The presence of just one Irish side — O’Brien’s Leinster — in the quarter-finals of the Champions Cup next April is evidence of a dip in the fortunes of the provinces who had dominated the Heineken Cup for much of the previous decade.
Extravagant sums are being poured into the game in France, and some of the top English clubs are eager to expand the salary cap in operation there to keep pace, but O’Brien believes the financial factor is being overblown.
“Yeah, in my head it is. I often think, and I said it before, that any of our provinces can mix it with the best on our day. I know they have world-class teams or whatever but so do we. And world-class players. We can beat those big boys.”
Leinster face an improving Bath side at the Aviva Stadium in the last eight. Win that and their reward is likely to be a semi-final in France against Toulon who host Wasps in the quarter-final 12 months after beating Leinster comfortably at the same stage in Stade Felix Mayol.

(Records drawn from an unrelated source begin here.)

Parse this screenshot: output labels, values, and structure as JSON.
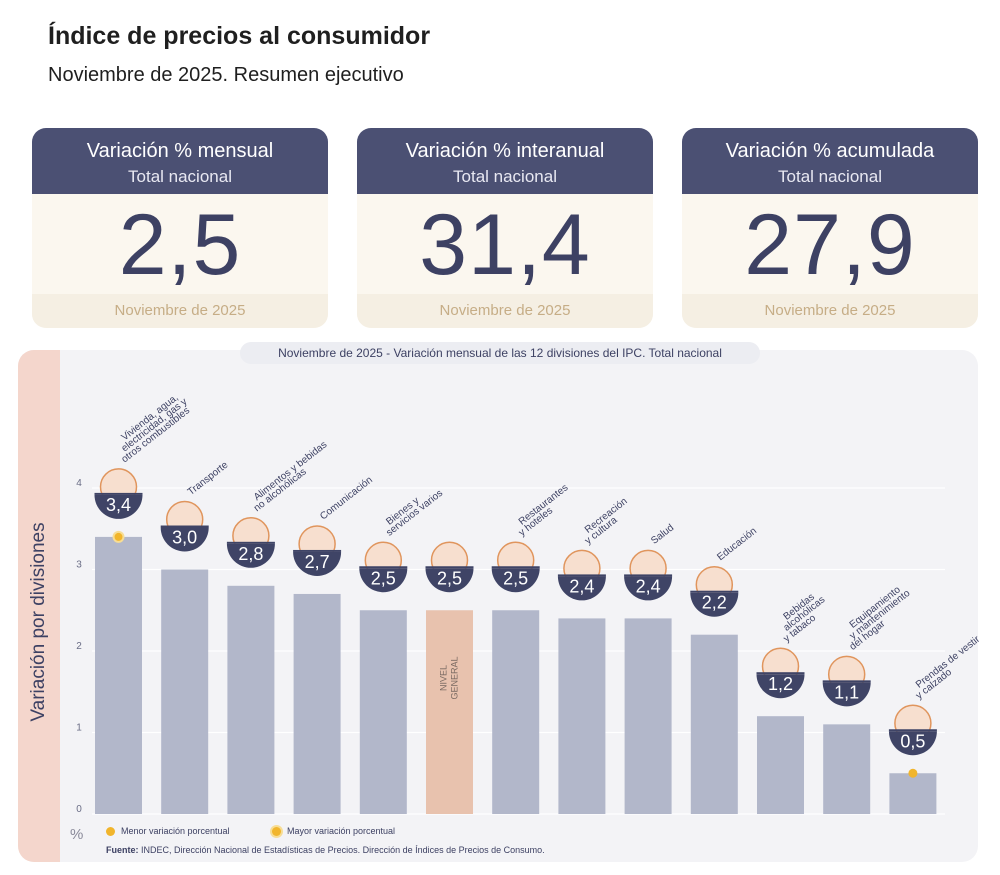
{
  "header": {
    "title": "Índice de precios al consumidor",
    "subtitle": "Noviembre de 2025. Resumen ejecutivo"
  },
  "cards": [
    {
      "title": "Variación % mensual",
      "sub": "Total nacional",
      "value": "2,5",
      "footer": "Noviembre de 2025"
    },
    {
      "title": "Variación % interanual",
      "sub": "Total nacional",
      "value": "31,4",
      "footer": "Noviembre de 2025"
    },
    {
      "title": "Variación % acumulada",
      "sub": "Total nacional",
      "value": "27,9",
      "footer": "Noviembre de 2025"
    }
  ],
  "panel": {
    "ylabel_side": "Variación por divisiones",
    "unit": "%",
    "legend_min": "Menor variación porcentual",
    "legend_max": "Mayor variación porcentual",
    "source_bold": "Fuente:",
    "source_text": " INDEC, Dirección Nacional de Estadísticas de Precios. Dirección de Índices de Precios de Consumo."
  },
  "colors": {
    "bar": "#b2b7ca",
    "highlight_bar": "#e8c2ae",
    "badge": "#3f4466",
    "accent": "#e0955d",
    "marker": "#f1b52c",
    "grid": "#ffffff"
  },
  "chart_data": {
    "type": "bar",
    "title": "Noviembre de 2025 - Variación mensual de las 12 divisiones del IPC. Total nacional",
    "ylabel": "Variación por divisiones",
    "ylim": [
      0,
      4
    ],
    "yticks": [
      0,
      1,
      2,
      3,
      4
    ],
    "grid": true,
    "categories": [
      "Vivienda, agua, electricidad, gas y otros combustibles",
      "Transporte",
      "Alimentos y bebidas no alcohólicas",
      "Comunicación",
      "Bienes y servicios varios",
      "Nivel general",
      "Restaurantes y hoteles",
      "Recreación y cultura",
      "Salud",
      "Educación",
      "Bebidas alcohólicas y tabaco",
      "Equipamiento y mantenimiento del hogar",
      "Prendas de vestir y calzado"
    ],
    "category_label_lines": [
      [
        "Vivienda, agua,",
        "electricidad, gas y",
        "otros combustibles"
      ],
      [
        "Transporte"
      ],
      [
        "Alimentos y bebidas",
        "no alcohólicas"
      ],
      [
        "Comunicación"
      ],
      [
        "Bienes y",
        "servicios varios"
      ],
      [
        "NIVEL",
        "GENERAL"
      ],
      [
        "Restaurantes",
        "y hoteles"
      ],
      [
        "Recreación",
        "y cultura"
      ],
      [
        "Salud"
      ],
      [
        "Educación"
      ],
      [
        "Bebidas",
        "alcohólicas",
        "y tabaco"
      ],
      [
        "Equipamiento",
        "y mantenimiento",
        "del hogar"
      ],
      [
        "Prendas de vestir",
        "y calzado"
      ]
    ],
    "values": [
      3.4,
      3.0,
      2.8,
      2.7,
      2.5,
      2.5,
      2.5,
      2.4,
      2.4,
      2.2,
      1.2,
      1.1,
      0.5
    ],
    "value_labels": [
      "3,4",
      "3,0",
      "2,8",
      "2,7",
      "2,5",
      "2,5",
      "2,5",
      "2,4",
      "2,4",
      "2,2",
      "1,2",
      "1,1",
      "0,5"
    ],
    "highlight_index": 5,
    "max_index": 0,
    "min_index": 12,
    "icons": [
      "house-utilities-icon",
      "transport-icon",
      "food-icon",
      "phone-icon",
      "comb-scissors-icon",
      "basket-icon",
      "cutlery-icon",
      "recreation-icon",
      "health-cross-icon",
      "book-icon",
      "wine-icon",
      "air-conditioner-icon",
      "tshirt-icon"
    ]
  }
}
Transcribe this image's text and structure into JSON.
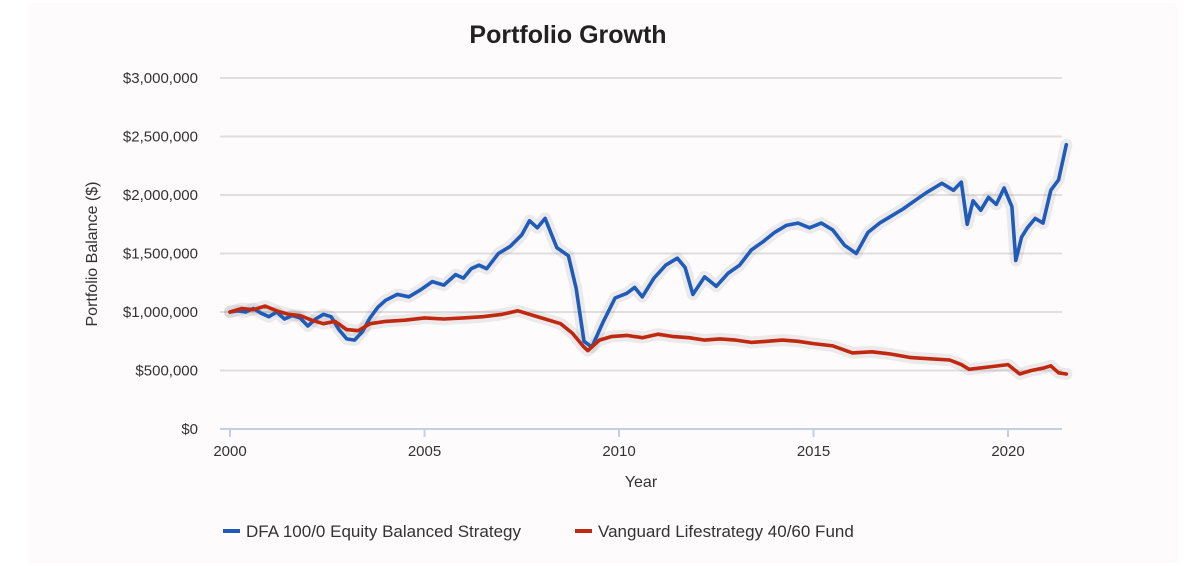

“To be honest with you, we want Toulon. I would love to have them even now. I don’t care where we have them either, home or away, but we said it before that you have to beat them all to win it anyway.”
Leinster showed signs of a return to top form in January but the preceding four months, though blighted by a crippling injury list, brought with them considerable criticism for the team’s performances.
O’Brien, convalescing from his second bout of surgery in the one calendar year, could do little about that and he took issue with the direction of the brickbats more than the content given they were aimed mostly in the one direction.
“I thought it was a load of shite to be honest,” he said at the launch of Guinness’ “Money Can’t Buy Experiences” campaign. “Because everything was on Matt, in my eyes looking in on it. Everything was being put to Matt and it was unfair at times.
“If you look at the way some of the players have come into form over the last month or so and compare it to two months ago — they’re playing a lot better. It’s not because anything has changed really, it’s because players have gotten sharper at training, into a game.” That said, the knockout stages of Europe will be a crucial testing ground for O’Connor and his team.
However O’Brien points out that Leinster should be operating much closer to full tilt come April than they have been thus far.
Had things been different and O’Brien accepted Toulon’s lucrative contract offer last year, he would be just another of those international howitzers stationed in Bernard Laporte’s arsenal. Clearly, his heart remains with Leinster, but that love is not unconditional.
“Ideally, I probably would (be a one-club man) but I’ve said it before, you have to look after yourself too.”